Place de l'environnement
Tous les architectes clament haut et fort que toute nouvelle construction doit
parfaitement s'intégrer à son environnement. Les zones de développement de
l'hôtellerie sont aujourd'hui des zones d'activités de pointe, souvent d'architecture
moderne. "Il me semblerait anachronique de réaliser un hôtel de charme, dans un
bâtiment au style ancien, à Orly ou à Roissy", évoque l'architecte. Eviter la
décoration clinquante, intégrer toute nouvelle construction dans le paysage actuel sont
des aspects véritablement pris en compte aujourd'hui.

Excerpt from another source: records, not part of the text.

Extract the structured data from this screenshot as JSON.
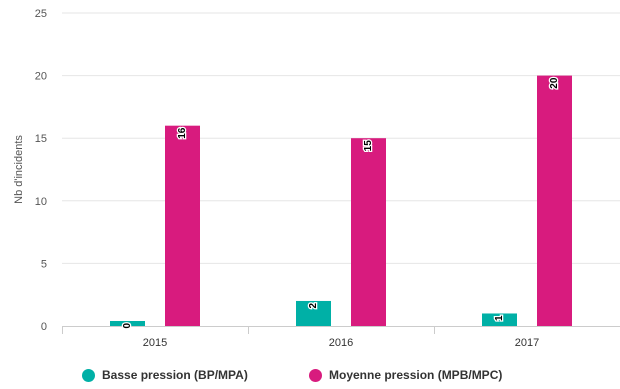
{
  "chart_data": {
    "type": "bar",
    "title": "",
    "xlabel": "",
    "ylabel": "Nb d'incidents",
    "categories": [
      "2015",
      "2016",
      "2017"
    ],
    "ylim": [
      0,
      25
    ],
    "yticks": [
      0,
      5,
      10,
      15,
      20,
      25
    ],
    "grid": true,
    "legend_position": "bottom",
    "series": [
      {
        "name": "Basse pression (BP/MPA)",
        "color": "#00b0a6",
        "values": [
          0.4,
          2,
          1
        ],
        "labels": [
          "0",
          "2",
          "1"
        ]
      },
      {
        "name": "Moyenne pression (MPB/MPC)",
        "color": "#d81b7e",
        "values": [
          16,
          15,
          20
        ],
        "labels": [
          "16",
          "15",
          "20"
        ]
      }
    ]
  }
}
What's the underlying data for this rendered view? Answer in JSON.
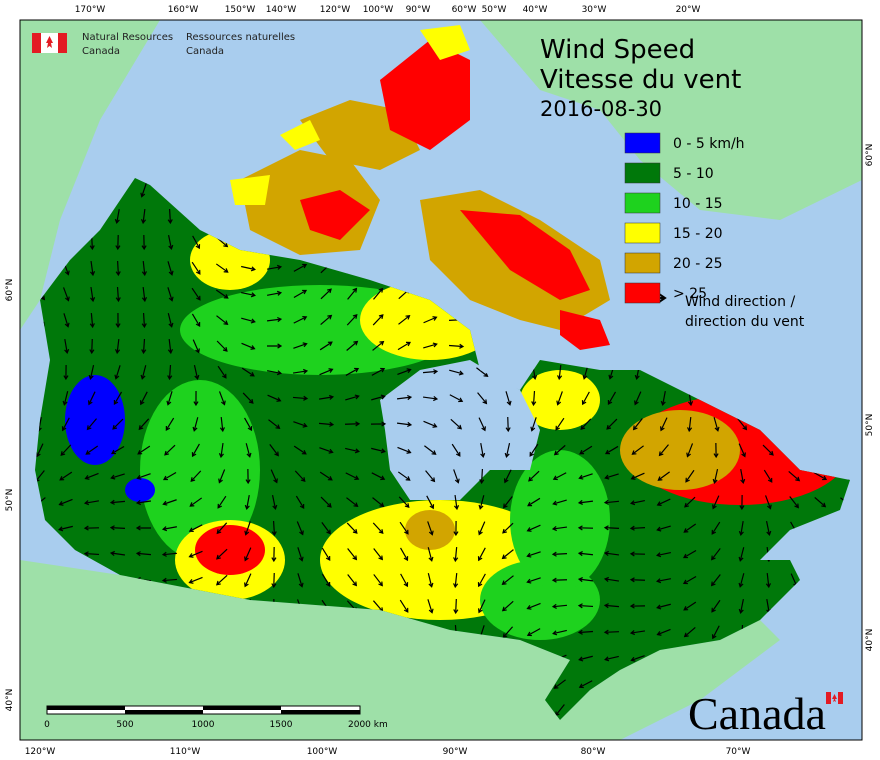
{
  "header": {
    "org_en": [
      "Natural Resources",
      "Canada"
    ],
    "org_fr": [
      "Ressources naturelles",
      "Canada"
    ]
  },
  "title": {
    "lines": [
      "Wind Speed",
      "Vitesse du vent"
    ],
    "date": "2016-08-30"
  },
  "legend": {
    "items": [
      {
        "label": "0 - 5 km/h",
        "color": "#0000ff"
      },
      {
        "label": "5 - 10",
        "color": "#00780a"
      },
      {
        "label": "10 - 15",
        "color": "#1ed21e"
      },
      {
        "label": "15 - 20",
        "color": "#ffff00"
      },
      {
        "label": "20 - 25",
        "color": "#d2a500"
      },
      {
        "label": "> 25",
        "color": "#ff0000"
      }
    ],
    "arrow": [
      "Wind direction /",
      "direction du vent"
    ]
  },
  "graticule": {
    "top": [
      "170°W",
      "160°W",
      "150°W",
      "140°W",
      "120°W",
      "100°W",
      "90°W",
      "60°W",
      "50°W",
      "40°W",
      "30°W",
      "20°W"
    ],
    "bottom": [
      "120°W",
      "110°W",
      "100°W",
      "90°W",
      "80°W",
      "70°W"
    ],
    "left": [
      "60°N",
      "50°N",
      "40°N"
    ],
    "right": [
      "60°N",
      "50°N",
      "40°N"
    ]
  },
  "scale_bar": {
    "labels": [
      "0",
      "500",
      "1000",
      "1500",
      "2000  km"
    ]
  },
  "wordmark": "Canada"
}
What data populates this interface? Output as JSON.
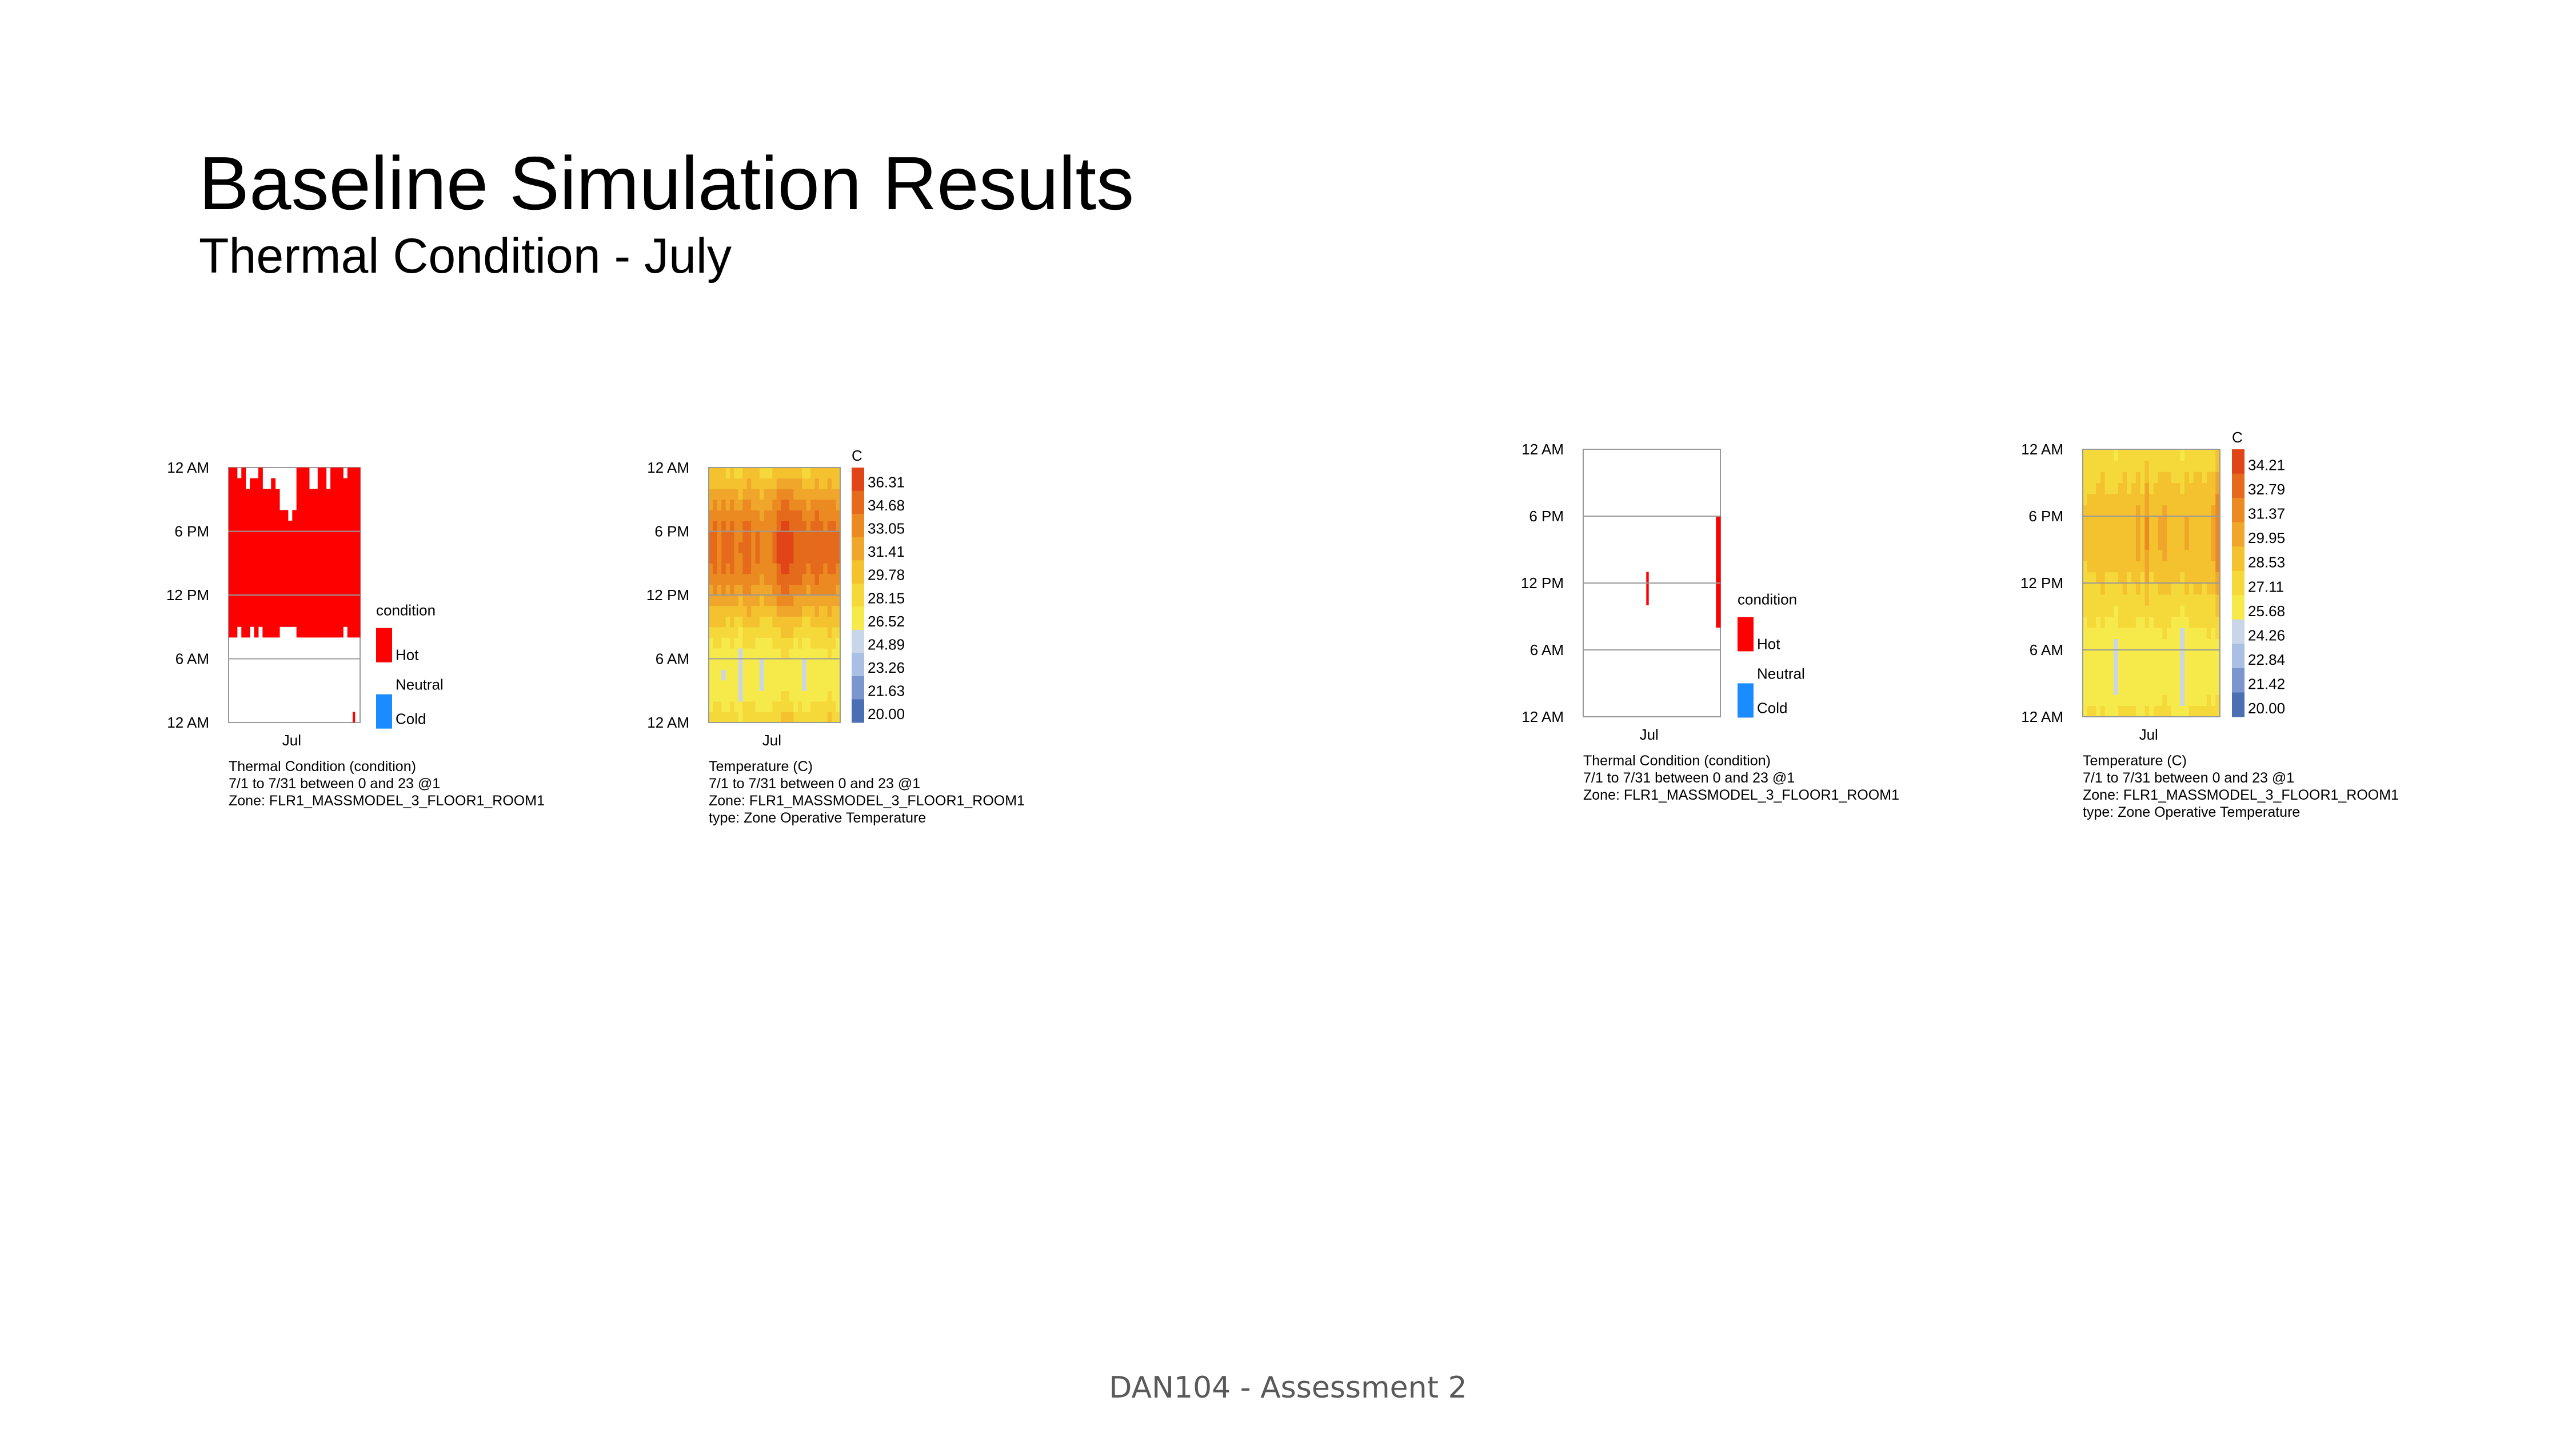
{
  "slide": {
    "title": "Baseline Simulation Results",
    "subtitle": "Thermal Condition - July",
    "footer": "DAN104 - Assessment 2"
  },
  "colors": {
    "hot": "#ff0000",
    "cold": "#1a8cff",
    "scale": [
      "#4a6fb3",
      "#7b96cf",
      "#a9bfe3",
      "#c9d6e8",
      "#f6ea4a",
      "#f5d93a",
      "#f3c22e",
      "#f0a62a",
      "#ec8a22",
      "#e66a1c",
      "#e04417"
    ]
  },
  "chart_data": [
    {
      "type": "heatmap",
      "id": "baseline-condition",
      "y_ticks": [
        "12 AM",
        "6 PM",
        "12 PM",
        "6 AM",
        "12 AM"
      ],
      "x_tick": "Jul",
      "legend_title": "condition",
      "legend_entries": [
        "Hot",
        "Neutral",
        "Cold"
      ],
      "caption": [
        "Thermal Condition (condition)",
        "7/1 to 7/31 between 0 and 23 @1",
        "Zone: FLR1_MASSMODEL_3_FLOOR1_ROOM1"
      ],
      "grid": true,
      "days": 31,
      "hot_hours_per_day": [
        [
          [
            8,
            23
          ]
        ],
        [
          [
            8,
            23
          ]
        ],
        [
          [
            9,
            22
          ]
        ],
        [
          [
            8,
            23
          ]
        ],
        [
          [
            8,
            21
          ]
        ],
        [
          [
            9,
            22
          ]
        ],
        [
          [
            8,
            22
          ]
        ],
        [
          [
            9,
            23
          ]
        ],
        [
          [
            8,
            21
          ]
        ],
        [
          [
            8,
            21
          ]
        ],
        [
          [
            8,
            22
          ]
        ],
        [
          [
            8,
            21
          ]
        ],
        [
          [
            9,
            19
          ]
        ],
        [
          [
            9,
            19
          ]
        ],
        [
          [
            9,
            18
          ]
        ],
        [
          [
            9,
            19
          ]
        ],
        [
          [
            8,
            23
          ]
        ],
        [
          [
            8,
            23
          ]
        ],
        [
          [
            8,
            23
          ]
        ],
        [
          [
            8,
            21
          ]
        ],
        [
          [
            8,
            21
          ]
        ],
        [
          [
            8,
            23
          ]
        ],
        [
          [
            8,
            23
          ]
        ],
        [
          [
            8,
            21
          ]
        ],
        [
          [
            8,
            23
          ]
        ],
        [
          [
            8,
            23
          ]
        ],
        [
          [
            8,
            23
          ]
        ],
        [
          [
            9,
            22
          ]
        ],
        [
          [
            8,
            23
          ]
        ],
        [
          [
            8,
            23
          ],
          [
            0,
            0
          ]
        ],
        [
          [
            8,
            23
          ]
        ]
      ]
    },
    {
      "type": "heatmap",
      "id": "baseline-temperature",
      "unit_label": "C",
      "y_ticks": [
        "12 AM",
        "6 PM",
        "12 PM",
        "6 AM",
        "12 AM"
      ],
      "x_tick": "Jul",
      "legend_values": [
        "36.31",
        "34.68",
        "33.05",
        "31.41",
        "29.78",
        "28.15",
        "26.52",
        "24.89",
        "23.26",
        "21.63",
        "20.00"
      ],
      "caption": [
        "Temperature (C)",
        "7/1 to 7/31 between 0 and 23 @1",
        "Zone: FLR1_MASSMODEL_3_FLOOR1_ROOM1",
        "type: Zone Operative Temperature"
      ],
      "range": [
        20.0,
        36.31
      ],
      "daily_min": [
        26.2,
        26.5,
        26.8,
        25.9,
        26.0,
        26.4,
        26.1,
        25.2,
        26.5,
        26.7,
        26.9,
        26.3,
        25.8,
        26.2,
        26.0,
        26.4,
        26.6,
        26.9,
        27.0,
        26.8,
        26.1,
        26.3,
        25.4,
        26.0,
        26.5,
        26.7,
        26.4,
        26.9,
        27.1,
        26.6,
        26.2
      ],
      "daily_max": [
        33.6,
        34.0,
        33.2,
        34.5,
        33.8,
        34.2,
        33.0,
        33.4,
        33.9,
        34.3,
        33.1,
        33.6,
        32.8,
        32.9,
        33.3,
        33.8,
        35.2,
        35.6,
        35.9,
        35.4,
        34.8,
        34.6,
        34.1,
        33.7,
        34.2,
        34.5,
        34.0,
        33.8,
        34.4,
        34.1,
        33.5
      ]
    },
    {
      "type": "heatmap",
      "id": "improved-condition",
      "y_ticks": [
        "12 AM",
        "6 PM",
        "12 PM",
        "6 AM",
        "12 AM"
      ],
      "x_tick": "Jul",
      "legend_title": "condition",
      "legend_entries": [
        "Hot",
        "Neutral",
        "Cold"
      ],
      "caption": [
        "Thermal Condition (condition)",
        "7/1 to 7/31 between 0 and 23 @1",
        "Zone: FLR1_MASSMODEL_3_FLOOR1_ROOM1"
      ],
      "grid": true,
      "days": 31,
      "hot_hours_per_day": [
        [],
        [],
        [],
        [],
        [],
        [],
        [],
        [],
        [],
        [],
        [],
        [],
        [],
        [],
        [
          [
            10,
            12
          ]
        ],
        [],
        [],
        [],
        [],
        [],
        [],
        [],
        [],
        [],
        [],
        [],
        [],
        [],
        [],
        [],
        [
          [
            8,
            17
          ]
        ]
      ]
    },
    {
      "type": "heatmap",
      "id": "improved-temperature",
      "unit_label": "C",
      "y_ticks": [
        "12 AM",
        "6 PM",
        "12 PM",
        "6 AM",
        "12 AM"
      ],
      "x_tick": "Jul",
      "legend_values": [
        "34.21",
        "32.79",
        "31.37",
        "29.95",
        "28.53",
        "27.11",
        "25.68",
        "24.26",
        "22.84",
        "21.42",
        "20.00"
      ],
      "caption": [
        "Temperature (C)",
        "7/1 to 7/31 between 0 and 23 @1",
        "Zone: FLR1_MASSMODEL_3_FLOOR1_ROOM1",
        "type: Zone Operative Temperature"
      ],
      "range": [
        20.0,
        34.21
      ],
      "daily_min": [
        25.6,
        25.9,
        26.0,
        25.5,
        25.7,
        25.8,
        25.6,
        24.9,
        25.9,
        26.0,
        26.1,
        25.8,
        25.4,
        25.6,
        25.5,
        25.8,
        25.9,
        26.0,
        26.2,
        26.0,
        25.6,
        25.7,
        24.6,
        25.5,
        25.8,
        25.9,
        25.7,
        26.0,
        26.1,
        25.9,
        25.7
      ],
      "daily_max": [
        28.0,
        28.3,
        28.1,
        28.6,
        29.0,
        28.4,
        28.2,
        28.5,
        28.8,
        28.9,
        28.3,
        28.7,
        29.6,
        28.2,
        30.6,
        28.4,
        28.8,
        29.1,
        29.3,
        28.9,
        28.5,
        28.7,
        28.4,
        29.2,
        28.6,
        28.9,
        29.0,
        28.5,
        28.8,
        29.4,
        31.4
      ]
    }
  ]
}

Ce n'était pas le cas il y a une
vingtaine d'année à l'époque de la construction des premiers hôtels de chaîne. Mais,
il est bien sûr inconcevable de raser complètement tous ces établissements sous
prétexte qu'ils ne sont plus conformes aux tendances et aux goûts actuels. Lors des
rénovations, le plaquage de nouveaux matériaux en façades permet parfois d'apporter un
peu plus de chaleur aux bâtiments existants. Mais ce sont surtout les abords de l'hôtel
qui ont été repensés pour répondre au besoin de nature et d'authenticité des clients
: des espaces verts ont été créés, les parkings ont été remodelés... "Un
réel effort a été fourni avec Première Classe par des effets de volume avec l'escalier
extérieur, des effets de bois avec la toiture, etc., en limitant les coûts au maximum",
souligne Daniel Barrè du groupe Envergure.
Mieux communiquer
Mais ces améliorations ne sont pas véritablement perçues par les consommateurs. C'est
bien là que le bât blesse : malgré tout, l'image triste, impersonnelle demeure du fait
de la structure originelle. Image renforcée par l'utilisation des matériaux comme le
verre, le béton ou l'acier, beaucoup moins chaleureux que le bois ou la pierre, mais
beaucoup moins chers aussi ! De plus, les hôtels de chaîne sont toujours perçus comme
normés, faisant référence à une architecture standardisée, alors qu'il n'en est plus
ainsi. Pourtant ces dernières années, des efforts ont été consentis afin d'améliorer
cette tendance au clonage. "Avec l'impact des CDEC, on ne construit plus en
série, mais au coup par coup. Les projets sont beaucoup plus atypiques", confie
Daniel Barrè. Certaines chaînes, comme Mercure ou Libertel, ont même laissé introduire
des hôtels d'architecture traditionnelle pour former un parc très diversifié. Une
communication plus efficace sur ces points semble nécessaire. Car il n'empêche que les
réflexions des clients d'hôtels du type "à qui ces hôtels peuvent-ils bien
plaire ?" sont encore légion. Certains clients refusent aujourd'hui encore de
fréquenter certains hôtels parce que leur aspect extérieur les décourage à y
réserver une chambre. Le fossé entre le discours technique des concepteurs, celui
économique des promoteurs et les attentes esthétiques des clients reste infranchissable
par manque de dialogue. Mais la tendance veut que l'on associe de plus en plus ces aspects
pour concevoir l'hôtel idéal, qui ressemblera un peu plus à un hôtel.